What is and how to interpret the correlation coefficient

In our world, everything is interconnected, somewhere it can be seen with the naked eye, but where some people do not even know of the existence of such a relationship.Nevertheless, statistics, when they mean interdependence, often use the term "correlation".It often can be found in the economic literature.Let's try to understand what is the essence of this concept, what are the factors and how to interpret the values ​​obtained.


So, what is the correlation?Generally, this term is meant a statistical relationship between two or more parameters.If you change the value of one or more of them, this inevitably affects the value of the others.For the mathematical definition of force such interdependence is common to use a variety of factors.It should be noted that in the case where a change in one parameter does not lead to a natural change in the other, but the impact on any of the statistical characteristic parameter, such a relationship is not a correlation, but just statistical.

term history

In order to better understand what the correlation, let's delve into the story.The term appeared in the XVIII century, thanks to the efforts of the French paleontologist Georges Cuvier.This scientist developed the so-called "law of correlation" organs and parts of living beings, which allows you to restore the appearance of an ancient fossil animals, having the presence of only a few of his remains.In statistics, this word came into use since 1886, with a light hand of the English statistics and biologist Francis Galton.The very title of the term has found its interpretation: not just, and not only the connection - «relation», and relations with each other is something shared - «co-relation».However, clearly explain mathematically that such a correlation could only disciple of Galton, a biologist and mathematician Karl Pearson (1857 - 1936).It was he who first brought the exact formula for the calculation of the relevant coefficients.

Pair correlation

This term relationship between two specific values.For example, it is proved that the annual cost of advertising in the United States are closely related to the size of the gross domestic product.It is estimated that between these values ​​in the period from 1956 to 1977, the correlation coefficient was 0.9699.Another example - the number of visits to the online store and the volume of its sales.The close relationship found between these values, as sales of beer and the air temperature, the average temperature for the specific location in the current and previous year, and so on.
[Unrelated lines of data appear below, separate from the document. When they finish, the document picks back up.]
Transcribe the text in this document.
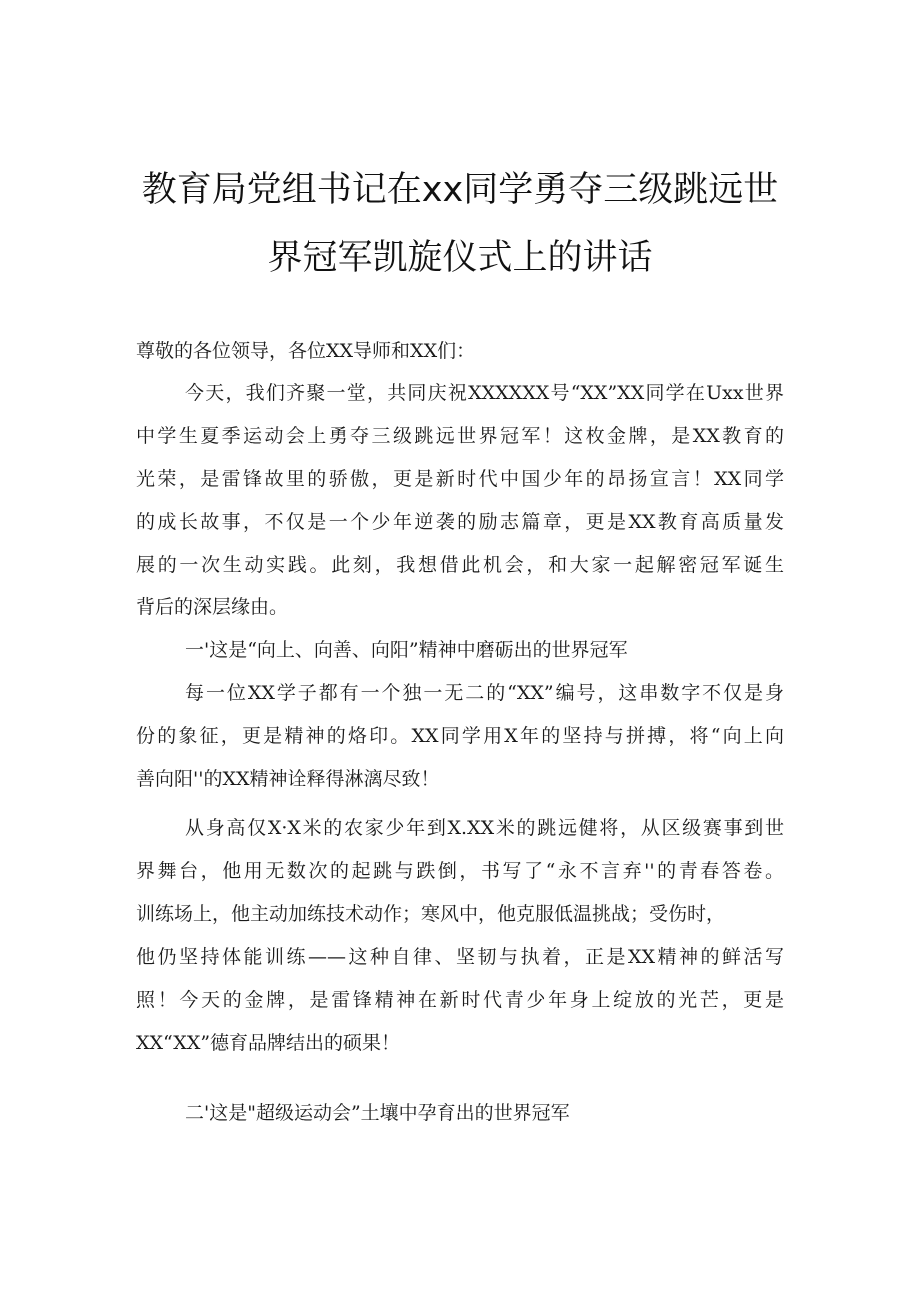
教育局党组书记在xx同学勇夺三级跳远世
界冠军凯旋仪式上的讲话
尊敬的各位领导，各位XX导师和XX们：
今天，我们齐聚一堂，共同庆祝XXXXXX号“XX”XX同学在Uxx世界
中学生夏季运动会上勇夺三级跳远世界冠军！这枚金牌，是XX教育的
光荣，是雷锋故里的骄傲，更是新时代中国少年的昂扬宣言！XX同学
的成长故事，不仅是一个少年逆袭的励志篇章，更是XX教育高质量发
展的一次生动实践。此刻，我想借此机会，和大家一起解密冠军诞生
背后的深层缘由。
一'这是“向上、向善、向阳”精神中磨砺出的世界冠军
每一位XX学子都有一个独一无二的“XX”编号，这串数字不仅是身
份的象征，更是精神的烙印。XX同学用X年的坚持与拼搏，将“向上向
善向阳''的XX精神诠释得淋漓尽致！
从身高仅X·X米的农家少年到X.XX米的跳远健将，从区级赛事到世
界舞台，他用无数次的起跳与跌倒，书写了“永不言弃''的青春答卷。
训练场上，他主动加练技术动作；寒风中，他克服低温挑战；受伤时，
他仍坚持体能训练——这种自律、坚韧与执着，正是XX精神的鲜活写
照！今天的金牌，是雷锋精神在新时代青少年身上绽放的光芒，更是
XX“XX”德育品牌结出的硕果！
二'这是"超级运动会”土壤中孕育出的世界冠军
D. How to interpret the correlation coefficient?Just note that it takes a value between -1 and 1, and a negative number indicates the reverse, as positive - a direct correlation.The more the results of the counting module, the greater the value of influencing each other.A value of zero indicates the lack of dependence, the value of less than 0.5 indicates a weak and otherwise - of a distinct relationship.

Pearson correlation

Depending on what scale measured variables used for the calculation of a particular indicator (Fechner coefficient, Spearman, Kendall, and so on. D.).When examined interval values ​​are most commonly used indicator, invented by Karl Pearson.This ratio indicates the degree of linear relationship between the two parameters.When people talk about correlations, most of it and have in mind.This figure has become so popular that it has the formula in Excel, and if desired can be very practical to understand what correlation, without going into the intricacies of complex formulas.The syntax of this function is of the form: PEARSON (array1, array2).As the first and second arrays typically supplies the appropriate number ranges.